Crazy Jay and I met with our therapist last night. I’ve been calling her “new age therapist”, or something like that. I think I’m going to change to “unconventional”, instead. Anyway, we were talking about how a lot of the issues Jay and I both have now are a result of things done to us throughout childhood. Unconventional Therapist was telling us that we need to go back and heal our inner child so that our adult selves can be healed. Now, this is the kind of thing that I used to think was complete B.S. “Heal your inner child”? Gimme a break!! What kind of mumbo-jumbo is that? Just be an adult and deal with this!!
Of course, that could be (and probably is) the voice of the fuckers who raised me. They didn’t believe in therapy. They weren’t convinced of the legitimacy of They looked down on people with mental disorders, telling me that if I was depressed, it’s because I “wasn’t trusting God enough”. That’s nice. And so helpful. Way to make a person who already feels shitty into even MORE of a failure.
I think Unconventional Therapist is absolutely right that Jay and I need to heal our inner child. I mean, the way we react to things now is directly related to our experiences in childhood. Jay tells me all the time he feels like a financial burden, even though I keep telling him to shut his whore mouth. I have never thought of him as a burden, and I hope I don’t ACT like I think he’s a burden. It clicked for us last night, though, that Jay’s father always made money an issue when Jay was growing up. His father was constantly talking about how much things that Jay needed cost. No wonder he now sees that he is using money and not putting any in the kitty, so he equates that with being a burden.
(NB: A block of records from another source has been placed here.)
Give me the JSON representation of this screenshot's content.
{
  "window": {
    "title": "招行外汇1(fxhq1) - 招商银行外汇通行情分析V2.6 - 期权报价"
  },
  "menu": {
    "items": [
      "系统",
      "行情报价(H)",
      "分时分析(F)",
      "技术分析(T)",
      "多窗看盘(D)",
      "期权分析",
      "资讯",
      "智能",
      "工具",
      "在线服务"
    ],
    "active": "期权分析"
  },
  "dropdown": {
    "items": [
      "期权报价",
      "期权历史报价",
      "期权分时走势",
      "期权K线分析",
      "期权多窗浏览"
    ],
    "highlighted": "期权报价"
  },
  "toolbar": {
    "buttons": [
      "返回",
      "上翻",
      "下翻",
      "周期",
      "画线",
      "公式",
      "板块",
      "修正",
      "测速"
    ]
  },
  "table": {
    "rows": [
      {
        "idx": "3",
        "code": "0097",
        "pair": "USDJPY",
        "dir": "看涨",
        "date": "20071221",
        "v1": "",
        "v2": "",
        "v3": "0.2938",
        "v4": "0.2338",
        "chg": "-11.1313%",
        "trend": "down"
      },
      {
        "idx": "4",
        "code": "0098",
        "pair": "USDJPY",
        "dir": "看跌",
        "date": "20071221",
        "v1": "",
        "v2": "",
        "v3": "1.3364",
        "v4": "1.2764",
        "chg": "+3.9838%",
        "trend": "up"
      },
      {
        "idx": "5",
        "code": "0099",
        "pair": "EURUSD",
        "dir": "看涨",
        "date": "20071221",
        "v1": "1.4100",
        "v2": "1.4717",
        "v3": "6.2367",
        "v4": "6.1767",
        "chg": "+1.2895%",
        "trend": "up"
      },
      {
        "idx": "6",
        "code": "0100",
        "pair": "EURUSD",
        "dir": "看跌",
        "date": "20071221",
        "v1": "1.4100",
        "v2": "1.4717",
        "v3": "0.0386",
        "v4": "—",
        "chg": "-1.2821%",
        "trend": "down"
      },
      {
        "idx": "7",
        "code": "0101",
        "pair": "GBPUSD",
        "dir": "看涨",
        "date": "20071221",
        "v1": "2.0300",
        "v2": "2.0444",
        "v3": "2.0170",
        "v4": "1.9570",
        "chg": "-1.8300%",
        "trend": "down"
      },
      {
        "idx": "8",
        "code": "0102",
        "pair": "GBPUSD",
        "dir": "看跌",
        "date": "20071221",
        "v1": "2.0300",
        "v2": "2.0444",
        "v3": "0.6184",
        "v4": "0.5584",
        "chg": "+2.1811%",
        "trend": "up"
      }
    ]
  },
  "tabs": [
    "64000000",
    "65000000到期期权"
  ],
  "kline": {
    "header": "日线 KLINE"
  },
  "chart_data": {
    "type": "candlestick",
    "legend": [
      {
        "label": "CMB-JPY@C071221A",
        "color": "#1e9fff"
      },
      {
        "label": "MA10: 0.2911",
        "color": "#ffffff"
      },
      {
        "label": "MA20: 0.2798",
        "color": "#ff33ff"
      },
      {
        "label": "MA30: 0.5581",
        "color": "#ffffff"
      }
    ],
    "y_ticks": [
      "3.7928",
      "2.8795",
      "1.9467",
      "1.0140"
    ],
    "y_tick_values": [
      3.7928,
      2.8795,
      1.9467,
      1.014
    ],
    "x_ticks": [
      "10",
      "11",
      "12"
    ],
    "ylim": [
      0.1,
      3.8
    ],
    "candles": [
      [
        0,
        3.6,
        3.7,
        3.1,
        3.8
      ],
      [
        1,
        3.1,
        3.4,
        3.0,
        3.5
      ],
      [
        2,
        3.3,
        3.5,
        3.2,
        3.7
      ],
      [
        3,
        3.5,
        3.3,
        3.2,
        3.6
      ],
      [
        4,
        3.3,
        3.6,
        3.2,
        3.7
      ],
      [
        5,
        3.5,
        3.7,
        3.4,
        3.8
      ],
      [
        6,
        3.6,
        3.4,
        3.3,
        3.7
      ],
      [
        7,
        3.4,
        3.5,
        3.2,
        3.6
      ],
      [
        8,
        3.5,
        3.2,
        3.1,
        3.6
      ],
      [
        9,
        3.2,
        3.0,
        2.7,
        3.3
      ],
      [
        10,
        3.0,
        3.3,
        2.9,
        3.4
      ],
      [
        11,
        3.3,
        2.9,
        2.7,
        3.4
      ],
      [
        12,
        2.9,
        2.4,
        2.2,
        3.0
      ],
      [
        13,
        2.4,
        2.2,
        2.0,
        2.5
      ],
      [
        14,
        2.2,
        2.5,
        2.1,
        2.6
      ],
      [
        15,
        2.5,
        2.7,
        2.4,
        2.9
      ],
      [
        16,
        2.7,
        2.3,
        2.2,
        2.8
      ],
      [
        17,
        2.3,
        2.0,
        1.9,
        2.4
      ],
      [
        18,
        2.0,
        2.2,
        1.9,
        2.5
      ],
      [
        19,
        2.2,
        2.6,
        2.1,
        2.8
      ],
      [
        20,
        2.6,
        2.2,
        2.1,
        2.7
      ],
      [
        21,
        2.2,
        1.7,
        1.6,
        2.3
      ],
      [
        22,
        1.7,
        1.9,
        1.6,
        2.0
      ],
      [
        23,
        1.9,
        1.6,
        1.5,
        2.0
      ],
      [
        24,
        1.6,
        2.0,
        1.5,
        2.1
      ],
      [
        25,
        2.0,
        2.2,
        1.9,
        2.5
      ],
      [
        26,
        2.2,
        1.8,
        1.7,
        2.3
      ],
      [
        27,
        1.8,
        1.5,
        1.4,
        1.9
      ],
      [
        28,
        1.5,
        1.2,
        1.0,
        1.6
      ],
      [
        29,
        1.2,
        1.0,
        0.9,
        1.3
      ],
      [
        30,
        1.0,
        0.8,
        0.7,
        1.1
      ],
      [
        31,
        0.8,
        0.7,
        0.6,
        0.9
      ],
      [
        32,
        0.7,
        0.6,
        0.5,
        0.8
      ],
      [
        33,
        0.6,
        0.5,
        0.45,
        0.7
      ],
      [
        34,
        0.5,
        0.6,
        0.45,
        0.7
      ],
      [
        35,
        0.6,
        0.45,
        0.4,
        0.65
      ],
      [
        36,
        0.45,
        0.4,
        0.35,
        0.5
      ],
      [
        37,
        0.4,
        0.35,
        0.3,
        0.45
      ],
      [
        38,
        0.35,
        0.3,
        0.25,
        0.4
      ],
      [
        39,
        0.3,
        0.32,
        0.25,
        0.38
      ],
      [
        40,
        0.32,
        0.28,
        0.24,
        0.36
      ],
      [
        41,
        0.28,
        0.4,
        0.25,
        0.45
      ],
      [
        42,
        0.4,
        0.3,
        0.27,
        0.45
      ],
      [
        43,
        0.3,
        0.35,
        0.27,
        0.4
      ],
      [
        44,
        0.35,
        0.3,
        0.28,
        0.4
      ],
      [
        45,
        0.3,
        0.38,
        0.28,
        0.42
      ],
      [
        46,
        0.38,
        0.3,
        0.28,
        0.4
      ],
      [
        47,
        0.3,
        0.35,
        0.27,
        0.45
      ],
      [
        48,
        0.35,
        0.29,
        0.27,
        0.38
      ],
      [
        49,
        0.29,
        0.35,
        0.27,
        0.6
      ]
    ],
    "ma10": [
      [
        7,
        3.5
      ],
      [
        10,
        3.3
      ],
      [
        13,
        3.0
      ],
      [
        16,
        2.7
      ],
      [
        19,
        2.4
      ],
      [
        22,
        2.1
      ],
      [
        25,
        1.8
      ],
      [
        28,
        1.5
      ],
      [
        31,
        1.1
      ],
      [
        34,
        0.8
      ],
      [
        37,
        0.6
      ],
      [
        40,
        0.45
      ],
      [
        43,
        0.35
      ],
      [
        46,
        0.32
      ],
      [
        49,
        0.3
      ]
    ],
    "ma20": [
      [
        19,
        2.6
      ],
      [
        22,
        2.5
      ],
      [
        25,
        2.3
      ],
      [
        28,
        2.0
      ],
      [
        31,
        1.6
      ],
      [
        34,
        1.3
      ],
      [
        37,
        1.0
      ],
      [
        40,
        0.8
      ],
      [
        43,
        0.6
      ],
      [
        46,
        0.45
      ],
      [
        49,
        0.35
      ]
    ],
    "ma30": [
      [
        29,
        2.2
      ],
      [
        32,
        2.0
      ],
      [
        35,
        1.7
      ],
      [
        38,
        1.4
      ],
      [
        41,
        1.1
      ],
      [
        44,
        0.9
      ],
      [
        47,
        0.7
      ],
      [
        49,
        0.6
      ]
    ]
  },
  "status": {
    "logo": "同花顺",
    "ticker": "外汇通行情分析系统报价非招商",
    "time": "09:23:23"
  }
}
My distaste of being touched stems from my childhood sexual abuse. I feel hands on me now and essentially think I am a child, being abused and touched against my will. Of course, that is not a conscious thought, but that is why I don’t like hands on me now. The thoughts, feelings and ideas we have reinforced as children come out when we’re adults. I have so many more examples of how things in childhood shape my thoughts and actions now, but I think I’ve made my point.
Jay told Unconventional Therapist that he didn’t know how to heal his inner child. That he didn’t even know what this looked like. I’ve had several weeks to digest the “heal your inner child” thing, but this may be the first time Jay tried to apply it to himself. I told him that his inner child and my inner child (Little Jay and Little Meg) should have a play date this week. Do something childlike and silly. I suggested going to a playground and swinging. The teeter-tooter would be fun, too! Unconventional Therapist suggested we may like to try some art projects since we both thought coloring in coloring books would be enjoyable. Art projects may be too lofty of a goal, but I could sure mess around with some Play-Dough!!
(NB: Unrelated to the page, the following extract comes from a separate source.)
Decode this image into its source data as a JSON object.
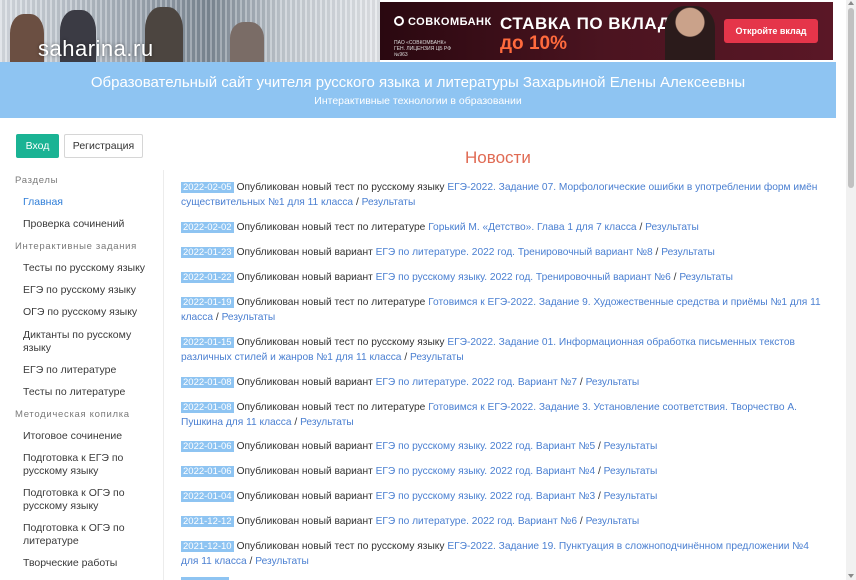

This week Jay and I are both going to focus on “going back” and taking care of Little Jay and Little Meg. Unconventional Therapist said our goal is to “go back”, “pick up” our little inner selves, and tell him or her that we will protect them. That we are there to take care of them. We aren’t terribly sure how to attempt that quite yet, but apparently the first step is doing activities our inner child would enjoy…hence the play date. It was also suggested that we go to the children’s section of the library and check out some kid books, but then that would entail brushing elbows with ACTUAL children.
I’m looking forward to letting out Little Meg. I think this could be fun. It will be nice to focus on small enjoyable activities throughout the day instead of the many stresses of life.